1-2/3=1/3: A fusion mechanism for particle fractionalization
Published in Physics
Fractional quantum Hall fluids epitomize the best-known examples of strongly interacting topological quantum matter, hosting a set of remarkable phenomena such as fractional charge and exchange statistics. These properties are fascinating not only from a fundamental physics standpoint, but also for their potential to robustly encode quantum bits for information processing. The way these systems process quantum information is by exploiting the braiding properties of the fluid’s elementary excitations known as anyons. These topological excitations can be manipulated by external means in ways such that their world lines form braids effecting specific quantum gates. A potential advantage of this scheme over others is the intrinsic resilience against decoherence originating from their topological protection, thus leading to an intrinsic fault-tolerant way of quantum computation.
An important observation made by Robert Laughlin in the 1980s was that the bulk elementary charged excitations of a stable quantum Hall fluid with filling fraction 1/M, with M being an odd integer, are quasiholes and quasiparticles with fractional charge ±e/M, where e is the elementary charge of the original electron. Laughlin advanced a way of generating these elementary excitations by proposing respective wave functions. Furthermore, it was argued that by braiding those excitations one would obtain the equivalent of particles displaying fractional exchange statistics of phase 2π/M (that are neither fermions or bosons). This is the reason why Frank Wilczek’s coined these topological excitations anyons. Another insightful conjecture advanced in the 1990s by Xiao-Gang Wen addressed the way edge excitations correlate at long-distances, establishing a connection to the topological nature of the bulk fluid, a so-called bulk-boundary correspondence. By mapping the physics at the edge to that of a Luttinger liquid and proposing an effective edge theory description, Wen provided our best guide toward understanding electronic transport between edges of quantum Hall systems.

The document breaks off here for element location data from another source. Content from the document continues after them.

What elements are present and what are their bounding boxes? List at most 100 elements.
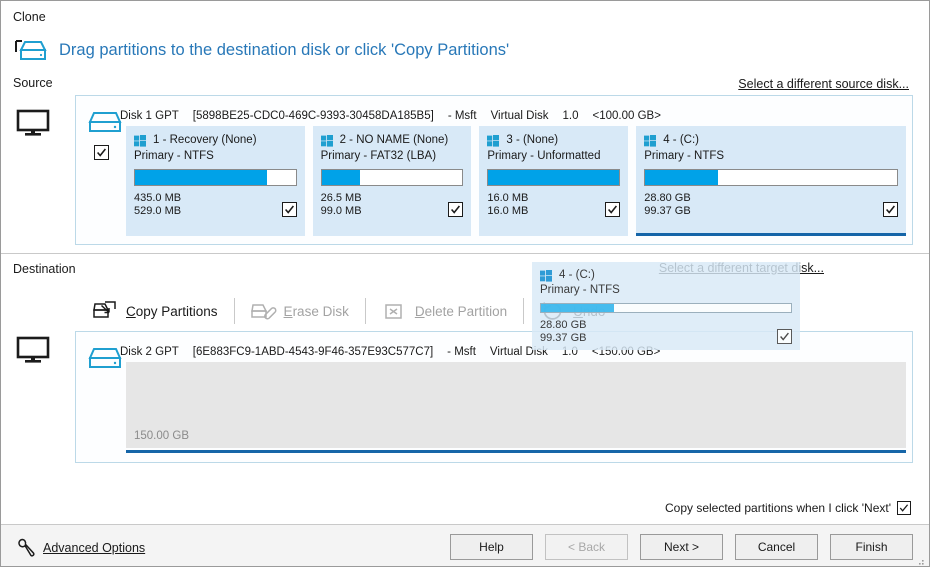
partition-checkbox[interactable] (605, 202, 621, 217)
toolbar-label: Delete Partition (414, 303, 508, 319)
destination-selection-bar (126, 450, 906, 453)
undo-icon (540, 300, 566, 322)
destination-disk-title: Disk 2 GPT [6E883FC9-1ABD-4543-9F46-357E9… (120, 346, 674, 358)
resize-grip[interactable] (915, 553, 925, 565)
partition-title: 1 - Recovery (None) (153, 134, 257, 146)
disk-icon-destination (88, 344, 124, 372)
footer-buttons: Help < Back Next > Cancel Finish (450, 534, 913, 560)
destination-disk-vendor: - Msft (447, 346, 476, 358)
source-disk-panel: Disk 1 GPT [5898BE25-CDC0-469C-9393-30458… (75, 95, 913, 245)
partition-type: Primary - FAT32 (LBA) (320, 150, 437, 162)
monitor-icon-source (15, 108, 51, 143)
free-space-label: 150.00 GB (134, 430, 189, 442)
footer-bar: Advanced Options Help < Back Next > Cancel F… (1, 524, 929, 566)
page-title: Clone (13, 10, 46, 24)
toolbar-erase-disk-button: Erase Disk (239, 293, 361, 329)
select-target-disk-link[interactable]: Select a different target disk... (659, 261, 824, 275)
partition-total: 529.0 MB (134, 204, 182, 217)
destination-disk-name: Disk 2 GPT (120, 346, 179, 358)
select-source-disk-link[interactable]: Select a different source disk... (738, 77, 909, 91)
windows-logo-icon (320, 134, 333, 147)
advanced-options[interactable]: Advanced Options (15, 537, 145, 559)
disk-icon (13, 35, 49, 65)
source-partition-2[interactable]: 2 - NO NAME (None) Primary - FAT32 (LBA) 2… (312, 126, 472, 236)
source-disk-guid: [5898BE25-CDC0-469C-9393-30458DA185B5] (192, 110, 434, 122)
source-disk-capacity: <100.00 GB> (592, 110, 661, 122)
toolbar-separator (233, 298, 235, 324)
source-disk-title: Disk 1 GPT [5898BE25-CDC0-469C-9393-30458… (120, 110, 675, 122)
erase-disk-icon (250, 300, 277, 322)
source-disk-model: Virtual Disk (490, 110, 549, 122)
source-disk-revision: 1.0 (562, 110, 579, 122)
destination-disk-model: Virtual Disk (489, 346, 548, 358)
destination-disk-guid: [6E883FC9-1ABD-4543-9F46-357E93C577C7] (192, 346, 434, 358)
partition-used: 435.0 MB (134, 192, 182, 204)
partition-type: Primary - NTFS (134, 150, 214, 162)
button-cancel[interactable]: Cancel (735, 534, 818, 560)
clone-wizard-window: Clone Drag partitions to the destination… (0, 0, 930, 567)
toolbar-undo-button[interactable]: Undo (528, 293, 617, 329)
button-help[interactable]: Help (450, 534, 533, 560)
partition-used: 16.0 MB (487, 192, 529, 204)
partition-title: 4 - (C:) (663, 134, 699, 146)
partition-total: 99.37 GB (644, 204, 691, 217)
partition-total: 16.0 MB (487, 204, 529, 217)
partition-type: Primary - Unformatted (487, 150, 601, 162)
windows-logo-icon (487, 134, 500, 147)
source-partition-strip: 1 - Recovery (None) Primary - NTFS 435.0 M… (126, 126, 906, 236)
destination-disk-capacity: <150.00 GB> (591, 346, 661, 358)
button-next[interactable]: Next > (640, 534, 723, 560)
partition-total: 99.0 MB (320, 204, 362, 217)
partition-usage-bar (320, 169, 464, 186)
destination-disk-revision: 1.0 (561, 346, 578, 358)
copy-on-next-option[interactable]: Copy selected partitions when I click 'N… (665, 501, 911, 515)
copy-partitions-icon (93, 300, 119, 322)
destination-free-space[interactable]: 150.00 GB (126, 362, 906, 448)
source-section-label: Source (13, 76, 53, 90)
drag-ghost-title: 4 - (C:) (559, 269, 595, 281)
partition-checkbox[interactable] (883, 202, 898, 217)
source-disk-checkbox[interactable] (94, 145, 109, 160)
source-banner: Drag partitions to the destination disk … (13, 35, 509, 65)
partition-used: 26.5 MB (320, 192, 362, 204)
button-finish[interactable]: Finish (830, 534, 913, 560)
partition-checkbox[interactable] (448, 202, 464, 217)
partition-type: Primary - NTFS (644, 150, 725, 162)
disk-icon-source (88, 108, 124, 136)
partition-usage-bar (487, 169, 621, 186)
source-partition-1[interactable]: 1 - Recovery (None) Primary - NTFS 435.0 M… (126, 126, 305, 236)
advanced-options-label[interactable]: Advanced Options (43, 541, 145, 555)
toolbar-delete-partition-button: Delete Partition (370, 293, 519, 329)
toolbar-label: Erase Disk (283, 303, 349, 319)
partition-used: 28.80 GB (644, 192, 691, 204)
destination-toolbar: Copy Partitions Erase Disk Delete Partitio… (81, 293, 617, 329)
destination-section-label: Destination (13, 262, 76, 276)
partition-sizes: 26.5 MB 99.0 MB (321, 192, 362, 217)
toolbar-separator (523, 298, 525, 324)
partition-usage-bar (134, 169, 297, 186)
partition-sizes: 16.0 MB 16.0 MB (487, 192, 528, 217)
partition-title: 3 - (None) (506, 134, 559, 146)
copy-on-next-label: Copy selected partitions when I click 'N… (664, 501, 891, 515)
source-disk-vendor: - Msft (447, 110, 477, 122)
wrench-icon (15, 537, 37, 559)
windows-logo-icon (540, 269, 552, 282)
delete-partition-icon (382, 300, 408, 322)
source-partition-4[interactable]: 4 - (C:) Primary - NTFS 28.80 GB 99.37 GB (636, 126, 906, 236)
partition-checkbox[interactable] (281, 202, 297, 217)
partition-sizes: 435.0 MB 529.0 MB (134, 192, 181, 217)
monitor-icon-destination (15, 335, 51, 370)
source-partition-3[interactable]: 3 - (None) Primary - Unformatted 16.0 MB 16… (479, 126, 629, 236)
copy-on-next-checkbox[interactable] (897, 501, 911, 515)
section-divider (1, 253, 929, 254)
toolbar-copy-partitions-button[interactable]: Copy Partitions (81, 293, 230, 329)
partition-sizes: 28.80 GB 99.37 GB (644, 192, 690, 217)
source-disk-name: Disk 1 GPT (120, 110, 179, 122)
windows-logo-icon (644, 134, 657, 147)
banner-text: Drag partitions to the destination disk … (59, 40, 510, 59)
toolbar-label: Undo (573, 303, 606, 319)
toolbar-separator (364, 298, 366, 324)
windows-logo-icon (134, 134, 146, 147)
partition-usage-bar (644, 169, 898, 186)
destination-disk-panel: Disk 2 GPT [6E883FC9-1ABD-4543-9F46-357E9… (75, 331, 913, 463)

The physical mechanism supporting Laughlin’s intuition was that of magnetic flux insertion (in the case of quasiholes) or removal (in the case of quasiparticles (quasielectrons)) over the the stable incompressible quantum Hall fluid with filling fraction 1/M. The addition of M quasiholes (quasiparticles) at the same spatial position should be equivalent to adding one hole (particle) at that same position. Although for quasiholes this mechanism does work, this is not the case for Laughlin’s, or any other, quasiparticle proposal. The work in Commun. Phys. 5, 171 (2022) resolves this conundrum. In other words, it develops the quasiparticle (quasielectron) operator fulfilling Laughlin’s intuition. Specifically, the solution reveals a profound and exact fractionalization procedure that allows for a very natural fusion mechanism of quasiparticle generation (see Figure above). As a result, the associated quasielectron wave function differs from Laughlin’s original proposal and other suggestions since. Furthermore, this quasiparticle has the correct fractional charge and statistics. Indeed, the latter statement is rigorously proven by the topological equivalent of an adiabatic Aharonov-Bohm type process for which the Berry connections for one and two quasiparticles are analytically determined for the first time.
In Phys. Rev. B 98, 161118(R) (2018), the needed theoretical path linking the microscopic description of these strongly interacting systems to their universal behaviors was developed. This approach underscored the fundamental role Entangled Pauli Principles play in unveiling universal structures encoded in the root state (or DNA) of fractional quantum Hall states. It was demonstrated how universal properties of these systems are encoded in their DNA. The question of how the bulk universal properties relate to the edge/boundary excitations is addressed in Commun. Phys. 5, 171 (2022), which advances a conjecture that enables a demonstration of the universal long-distance behavior of edge excitations in weak confining potentials. Strikingly, the asymptotic long-distance edge physics derived in this manner matches Wen’s earlier hypothesis and hints at a possibly general powerful computational recipe for predicting edge physics.